In recent months, Carle says, many companies have been surfacing offering indoors GPS capabilities, either for 3rd party apps as an SDK, like Polestar does, or as an end-user app. Carle says it’s not nearly accurate enough to produce value, and the barrier to entry to the market is high, as the tinkering with algorithms for indoor positioning can take time. As a gross over-simplification, indoor positioning works by taking information from static frequency-emitting objects (like wifi hotspots, bluetooth objects, RFIDs, LED lights, etc.) and approximating the distance from that object to the individual (or their smartphone, in this case). After picking up millions of data points and distance relationships, indoor positioning tools can use a smartphone’s position to objects around it to approximate the user’s location. Of course, with smartphone components like accelerometers available, this can add to the precision of the toolset.

Given that their flagship product, NAO Cloud, is already getting data from 53 million square feet of malls in Europe, CDG airport, and, very soon, a large mall operator in the US, Pole Star is constantly gathering new data and improving its algorithm for indoor positioning.
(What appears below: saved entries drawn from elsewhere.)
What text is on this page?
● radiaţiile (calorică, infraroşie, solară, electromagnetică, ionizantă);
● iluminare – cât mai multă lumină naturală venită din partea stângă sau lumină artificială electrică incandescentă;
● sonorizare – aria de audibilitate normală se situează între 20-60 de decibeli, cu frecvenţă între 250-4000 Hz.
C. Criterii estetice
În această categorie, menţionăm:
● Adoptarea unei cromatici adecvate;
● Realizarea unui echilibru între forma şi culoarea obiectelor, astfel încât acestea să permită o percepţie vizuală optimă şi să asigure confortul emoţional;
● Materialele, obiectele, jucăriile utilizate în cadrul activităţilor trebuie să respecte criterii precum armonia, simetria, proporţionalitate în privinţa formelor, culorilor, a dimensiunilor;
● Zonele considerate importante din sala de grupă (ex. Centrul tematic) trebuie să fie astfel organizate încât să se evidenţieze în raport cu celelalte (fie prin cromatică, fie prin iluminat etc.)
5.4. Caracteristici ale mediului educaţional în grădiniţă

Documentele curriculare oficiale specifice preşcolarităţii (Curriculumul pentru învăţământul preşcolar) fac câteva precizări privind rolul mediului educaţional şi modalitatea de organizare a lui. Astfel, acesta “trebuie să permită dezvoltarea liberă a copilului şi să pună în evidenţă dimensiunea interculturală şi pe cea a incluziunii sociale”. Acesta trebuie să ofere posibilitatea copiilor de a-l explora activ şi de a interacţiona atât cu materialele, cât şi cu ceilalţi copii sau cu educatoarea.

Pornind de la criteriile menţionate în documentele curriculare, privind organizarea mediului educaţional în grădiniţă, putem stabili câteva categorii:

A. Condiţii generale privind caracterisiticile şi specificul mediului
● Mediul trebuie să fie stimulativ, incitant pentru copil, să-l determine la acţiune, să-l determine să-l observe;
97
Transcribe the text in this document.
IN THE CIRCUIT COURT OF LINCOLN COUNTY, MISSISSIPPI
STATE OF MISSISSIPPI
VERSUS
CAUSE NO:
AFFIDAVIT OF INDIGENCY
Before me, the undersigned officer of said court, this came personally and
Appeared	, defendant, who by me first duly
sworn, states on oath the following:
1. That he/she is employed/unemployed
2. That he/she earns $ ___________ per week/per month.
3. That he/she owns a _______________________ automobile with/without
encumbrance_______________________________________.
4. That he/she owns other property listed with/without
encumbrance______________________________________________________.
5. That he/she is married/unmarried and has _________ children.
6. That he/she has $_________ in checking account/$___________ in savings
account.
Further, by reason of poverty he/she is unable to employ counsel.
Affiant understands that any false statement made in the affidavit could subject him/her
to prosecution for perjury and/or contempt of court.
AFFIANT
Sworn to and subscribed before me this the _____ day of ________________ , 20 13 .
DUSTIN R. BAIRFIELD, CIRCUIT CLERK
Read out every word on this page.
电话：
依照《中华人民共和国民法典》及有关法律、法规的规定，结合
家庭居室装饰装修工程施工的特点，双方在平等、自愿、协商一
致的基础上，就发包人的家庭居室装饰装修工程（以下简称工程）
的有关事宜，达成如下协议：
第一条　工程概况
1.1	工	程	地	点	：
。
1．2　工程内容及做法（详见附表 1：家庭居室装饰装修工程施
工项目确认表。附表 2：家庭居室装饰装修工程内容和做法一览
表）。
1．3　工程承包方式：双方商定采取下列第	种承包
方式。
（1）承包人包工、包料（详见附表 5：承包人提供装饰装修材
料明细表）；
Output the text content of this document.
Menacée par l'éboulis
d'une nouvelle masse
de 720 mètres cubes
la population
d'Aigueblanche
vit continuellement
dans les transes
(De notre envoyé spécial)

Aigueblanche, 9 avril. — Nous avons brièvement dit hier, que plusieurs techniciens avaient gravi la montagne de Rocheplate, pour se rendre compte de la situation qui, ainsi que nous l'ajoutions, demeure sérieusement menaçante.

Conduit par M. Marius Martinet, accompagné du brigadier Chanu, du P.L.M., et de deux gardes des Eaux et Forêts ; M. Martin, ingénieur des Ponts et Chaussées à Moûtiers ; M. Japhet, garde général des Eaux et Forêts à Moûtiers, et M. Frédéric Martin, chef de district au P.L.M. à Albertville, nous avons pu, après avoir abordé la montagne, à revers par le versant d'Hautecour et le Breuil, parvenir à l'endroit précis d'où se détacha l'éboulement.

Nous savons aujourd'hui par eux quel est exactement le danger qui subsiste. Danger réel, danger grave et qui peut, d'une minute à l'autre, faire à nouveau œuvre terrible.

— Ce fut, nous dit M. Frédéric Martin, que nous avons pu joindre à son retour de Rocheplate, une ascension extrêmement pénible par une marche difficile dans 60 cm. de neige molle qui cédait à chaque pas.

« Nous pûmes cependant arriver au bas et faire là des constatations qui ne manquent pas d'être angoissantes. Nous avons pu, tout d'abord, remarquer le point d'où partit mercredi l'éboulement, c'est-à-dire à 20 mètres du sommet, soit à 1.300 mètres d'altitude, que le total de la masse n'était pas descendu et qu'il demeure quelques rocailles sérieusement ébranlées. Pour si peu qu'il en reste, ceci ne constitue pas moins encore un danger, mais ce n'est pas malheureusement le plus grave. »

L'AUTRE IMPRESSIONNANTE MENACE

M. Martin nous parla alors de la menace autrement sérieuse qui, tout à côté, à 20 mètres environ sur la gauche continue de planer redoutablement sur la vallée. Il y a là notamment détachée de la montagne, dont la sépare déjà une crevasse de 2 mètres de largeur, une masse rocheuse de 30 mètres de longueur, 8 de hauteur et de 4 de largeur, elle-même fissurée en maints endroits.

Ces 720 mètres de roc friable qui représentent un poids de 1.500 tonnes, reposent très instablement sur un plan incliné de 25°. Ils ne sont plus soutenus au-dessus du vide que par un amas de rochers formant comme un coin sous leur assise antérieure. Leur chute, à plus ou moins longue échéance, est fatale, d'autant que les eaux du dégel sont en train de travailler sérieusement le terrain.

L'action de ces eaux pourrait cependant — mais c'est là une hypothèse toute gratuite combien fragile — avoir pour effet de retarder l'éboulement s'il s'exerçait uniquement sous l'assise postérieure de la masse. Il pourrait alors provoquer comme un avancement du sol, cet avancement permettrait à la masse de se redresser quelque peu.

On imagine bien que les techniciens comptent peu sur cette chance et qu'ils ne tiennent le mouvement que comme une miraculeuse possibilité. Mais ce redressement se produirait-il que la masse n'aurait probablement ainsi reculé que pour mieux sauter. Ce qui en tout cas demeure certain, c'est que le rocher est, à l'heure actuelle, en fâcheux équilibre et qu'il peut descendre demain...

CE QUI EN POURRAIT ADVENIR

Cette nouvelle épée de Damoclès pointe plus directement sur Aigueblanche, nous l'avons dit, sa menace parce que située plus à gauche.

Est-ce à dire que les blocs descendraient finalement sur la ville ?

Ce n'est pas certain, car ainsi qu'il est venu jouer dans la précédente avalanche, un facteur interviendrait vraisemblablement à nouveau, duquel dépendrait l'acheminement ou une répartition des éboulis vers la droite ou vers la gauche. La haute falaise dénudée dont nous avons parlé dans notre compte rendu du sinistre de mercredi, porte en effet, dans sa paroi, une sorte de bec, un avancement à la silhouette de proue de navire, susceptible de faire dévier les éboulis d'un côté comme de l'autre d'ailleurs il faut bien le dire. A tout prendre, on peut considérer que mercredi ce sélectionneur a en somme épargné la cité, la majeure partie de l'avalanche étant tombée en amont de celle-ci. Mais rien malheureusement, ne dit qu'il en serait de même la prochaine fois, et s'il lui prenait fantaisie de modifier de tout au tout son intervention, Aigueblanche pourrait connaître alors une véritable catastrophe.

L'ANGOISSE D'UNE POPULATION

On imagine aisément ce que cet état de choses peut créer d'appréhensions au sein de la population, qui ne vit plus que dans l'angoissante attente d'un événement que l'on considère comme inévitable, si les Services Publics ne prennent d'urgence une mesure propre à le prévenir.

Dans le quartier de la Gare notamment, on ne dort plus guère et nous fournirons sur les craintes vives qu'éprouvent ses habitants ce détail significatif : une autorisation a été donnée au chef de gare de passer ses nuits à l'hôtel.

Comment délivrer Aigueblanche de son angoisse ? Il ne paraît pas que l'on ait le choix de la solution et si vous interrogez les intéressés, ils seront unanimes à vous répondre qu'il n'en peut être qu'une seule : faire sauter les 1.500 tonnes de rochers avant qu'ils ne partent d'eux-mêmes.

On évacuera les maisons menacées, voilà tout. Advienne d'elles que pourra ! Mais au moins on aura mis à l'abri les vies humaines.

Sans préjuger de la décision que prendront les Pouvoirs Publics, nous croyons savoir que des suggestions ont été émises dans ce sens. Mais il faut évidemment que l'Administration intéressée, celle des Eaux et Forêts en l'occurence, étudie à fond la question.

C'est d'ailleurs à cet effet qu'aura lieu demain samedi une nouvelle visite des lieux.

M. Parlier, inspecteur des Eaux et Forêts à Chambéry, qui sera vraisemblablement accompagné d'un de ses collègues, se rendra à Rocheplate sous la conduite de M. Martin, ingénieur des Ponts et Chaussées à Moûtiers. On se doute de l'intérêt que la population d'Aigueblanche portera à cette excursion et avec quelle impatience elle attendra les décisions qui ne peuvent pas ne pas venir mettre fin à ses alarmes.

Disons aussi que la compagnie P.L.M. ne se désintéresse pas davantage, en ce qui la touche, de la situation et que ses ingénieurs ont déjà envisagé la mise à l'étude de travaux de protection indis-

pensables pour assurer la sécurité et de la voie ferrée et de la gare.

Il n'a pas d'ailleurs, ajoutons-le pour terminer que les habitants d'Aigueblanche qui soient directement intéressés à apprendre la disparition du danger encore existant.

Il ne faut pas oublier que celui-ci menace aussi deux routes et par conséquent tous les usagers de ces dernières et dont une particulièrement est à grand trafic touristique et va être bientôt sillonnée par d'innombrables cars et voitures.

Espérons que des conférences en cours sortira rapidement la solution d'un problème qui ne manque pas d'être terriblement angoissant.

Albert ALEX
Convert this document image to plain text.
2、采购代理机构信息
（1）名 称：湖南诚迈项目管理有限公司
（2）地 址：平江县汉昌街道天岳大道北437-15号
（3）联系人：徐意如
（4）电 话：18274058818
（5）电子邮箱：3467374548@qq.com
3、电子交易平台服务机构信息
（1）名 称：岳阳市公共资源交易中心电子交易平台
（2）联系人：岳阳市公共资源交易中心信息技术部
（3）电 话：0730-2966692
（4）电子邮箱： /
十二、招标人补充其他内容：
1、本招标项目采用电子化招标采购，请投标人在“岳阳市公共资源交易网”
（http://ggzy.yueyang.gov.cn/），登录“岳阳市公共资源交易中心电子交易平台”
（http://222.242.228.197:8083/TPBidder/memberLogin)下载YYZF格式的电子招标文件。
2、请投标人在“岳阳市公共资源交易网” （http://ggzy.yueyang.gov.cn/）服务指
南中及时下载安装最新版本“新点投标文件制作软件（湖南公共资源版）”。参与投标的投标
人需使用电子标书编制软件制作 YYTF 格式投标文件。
They are making use of Bluetooth Low Energy & other non-wifi positioning technologies that Carle says are essential.

He also pointed out that while some companies have come out using LED-based indoor positioning (IPS based off of LED lights that transmit information in lightwaves), this is a technology that Pole Star explored years ago and determined that the LED technology did not have wide-spread enough adoption to be worth investing in.

Pole Star’s NAO Cloud is currently available on both iOS and Android, available as an SDK to integrate into 3rd party applications. Their patent-pending “Blind” crowdsourcing engine allows users to continue to gather data over time, improving the engine’s accuracy constantly. Implementation of the service is entirely autonomous and can be done within a few hours.

The value behind IPS – Local Commerce

It’s a magic word – “local commerce” – and it’s at the heart of IPS. Carle talked about the wealth of data that NAO Cloud is generating – the most obvious is being able to push messages to users when they are right in front of a store – that’s the big fish. But then add on the the ability to tell retail store owners where users go before and after they come to your store. Future integration with mobile payments solutions could literally track 1000s of shoppers’ routes through shopping malls – the kind of data that retail chains will definitely pay for. Knowing where to position your next store in relation to competitors or complementary stores in order to optimize revenue – that’s a value you can measure and it strikes at the heart of Local Commerce.

From a user-perspective,  I didn’t immediately see the value of IPS. Sure, i’d love to know the most direct route through the maze that is Forum Les Halles in order to get to the cinema, but that’s not a killer feature for me, so why would Forum Les Halles pay annually to have that in their mobile app. Now I see – i’m not the end-user, the retail stores are.

I’m sure we’ll eventually hit the “invading my personal space” point, but, personally, I don’t have a problem with that. I mean, if I didn’t want retail stores tracking my every move, I wouldn’t have a Club Card for every retail store I go to.